The evening’s first act, Sleepyhead, kicked things off with shimmering crescendos of synthesizer-boosted space rock. As a guy who came of age when drinking and dancing at concerts was de rigueur and who has lived through the period when standing around with your arms folded across your chest, dangling a beer bottle from one hand while staring stonily at the band was the preferred concert posture, it struck me while watching Sleepyhead that we have entered a new era, one in which sitting in a chair observing the musicians is the standard procedure for rock-and-roll-show attendees. Which would seem fine if aforementioned attendees were as old as myself, but given that most of the people at this show were barely entering their 20s if they were beyond their teen years, I found it a bit disconcerting.

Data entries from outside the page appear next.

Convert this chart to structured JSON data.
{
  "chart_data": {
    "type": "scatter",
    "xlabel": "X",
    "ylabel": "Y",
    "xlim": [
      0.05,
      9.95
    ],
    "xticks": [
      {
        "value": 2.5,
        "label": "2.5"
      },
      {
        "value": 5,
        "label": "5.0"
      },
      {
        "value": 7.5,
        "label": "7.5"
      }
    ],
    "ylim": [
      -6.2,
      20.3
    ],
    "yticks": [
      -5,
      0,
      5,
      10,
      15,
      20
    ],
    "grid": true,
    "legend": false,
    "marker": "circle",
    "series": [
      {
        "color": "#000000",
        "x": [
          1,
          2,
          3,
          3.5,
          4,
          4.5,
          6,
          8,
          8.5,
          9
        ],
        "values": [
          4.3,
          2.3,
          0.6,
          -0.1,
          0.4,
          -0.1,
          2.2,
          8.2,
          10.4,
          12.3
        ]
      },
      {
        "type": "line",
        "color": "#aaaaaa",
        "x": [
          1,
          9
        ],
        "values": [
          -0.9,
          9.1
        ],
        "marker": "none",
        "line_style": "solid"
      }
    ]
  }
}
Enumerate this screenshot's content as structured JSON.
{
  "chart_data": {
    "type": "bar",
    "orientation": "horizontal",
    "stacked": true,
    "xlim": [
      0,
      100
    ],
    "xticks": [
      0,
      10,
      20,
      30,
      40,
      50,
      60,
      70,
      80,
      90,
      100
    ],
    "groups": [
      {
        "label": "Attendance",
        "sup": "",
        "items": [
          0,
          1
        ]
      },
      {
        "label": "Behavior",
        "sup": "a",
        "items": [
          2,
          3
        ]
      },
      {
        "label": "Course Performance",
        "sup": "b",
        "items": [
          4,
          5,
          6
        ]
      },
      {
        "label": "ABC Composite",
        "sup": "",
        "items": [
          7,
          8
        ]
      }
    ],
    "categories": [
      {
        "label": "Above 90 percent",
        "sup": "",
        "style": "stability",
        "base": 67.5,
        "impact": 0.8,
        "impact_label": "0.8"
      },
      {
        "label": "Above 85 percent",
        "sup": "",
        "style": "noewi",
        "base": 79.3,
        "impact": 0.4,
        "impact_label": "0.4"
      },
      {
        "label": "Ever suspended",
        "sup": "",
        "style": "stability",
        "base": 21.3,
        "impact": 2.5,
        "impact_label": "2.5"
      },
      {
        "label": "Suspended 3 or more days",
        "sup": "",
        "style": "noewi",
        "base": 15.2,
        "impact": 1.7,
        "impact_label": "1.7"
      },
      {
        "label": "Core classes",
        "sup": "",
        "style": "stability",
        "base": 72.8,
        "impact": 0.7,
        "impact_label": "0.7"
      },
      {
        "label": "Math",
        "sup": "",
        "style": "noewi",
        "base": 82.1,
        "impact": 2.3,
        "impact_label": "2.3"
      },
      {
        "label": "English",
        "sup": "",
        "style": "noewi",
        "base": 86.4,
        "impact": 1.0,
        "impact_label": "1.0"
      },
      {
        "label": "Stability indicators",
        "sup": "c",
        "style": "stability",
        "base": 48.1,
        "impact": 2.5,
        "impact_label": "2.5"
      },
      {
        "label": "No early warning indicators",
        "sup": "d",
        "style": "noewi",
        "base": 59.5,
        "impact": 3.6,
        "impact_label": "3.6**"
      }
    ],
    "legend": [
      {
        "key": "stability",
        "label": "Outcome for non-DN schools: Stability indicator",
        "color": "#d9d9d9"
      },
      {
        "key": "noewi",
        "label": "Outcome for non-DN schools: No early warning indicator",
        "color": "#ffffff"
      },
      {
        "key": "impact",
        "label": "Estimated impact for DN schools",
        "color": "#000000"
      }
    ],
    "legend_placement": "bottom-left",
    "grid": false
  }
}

But a critique of the evolution of audience customs is not what this little essay started out to be, and I am resolute in my intention to discuss the value and validity of cross-generational, multi-gendered musical creation. Because the second band of the evening, Jason Cassidy’s The Party, exemplified that notion. With a stair-step age range from 50 down to 21 (or lower) and a mixture of men and women both playing and singing highly original tunes, The Party, which entered the venue in waltz time procession from opposite ends of the building to the strains of accordion, trombone, trumpet, guitars, drums, toy xylophone and standup bass, captivated their audience in a way few groups I’ve seen lately do: by engulfing it in a wave of humanity rather than noise. Bonus tip: Keep your eyes and ears open for Willow Sharkey.

Closing out the night, the beautifully named West by Swan swept its audience up in wave after wave of glorious guitar-fueled rock.

Thanks to Daniel for the use of his drums.

The Culture Vulture challenge
A look at the Culture Vulture archives ( reminds me that this is our 53rd column—in other words, the first column of a new year. And, ever eager to please and challenge our and your—our readership’s—multitudinous selves we have decided to embark on a scheme to do both. We invite you to inform us of any public event or activity that you feel could benefit from the tender ministrations and finely nuanced critical insights of the Culture Vulture perspective and publicity generating apparatus. We cannot of course guarantee our attendance of every suggested event or our participation in any suggested activity. But we will do our best, after the application of judicious discrimination and discretion, to participate in and write about as many things as possible given our overstuffed calendar.

Bring it, as has been said elsewhere, on.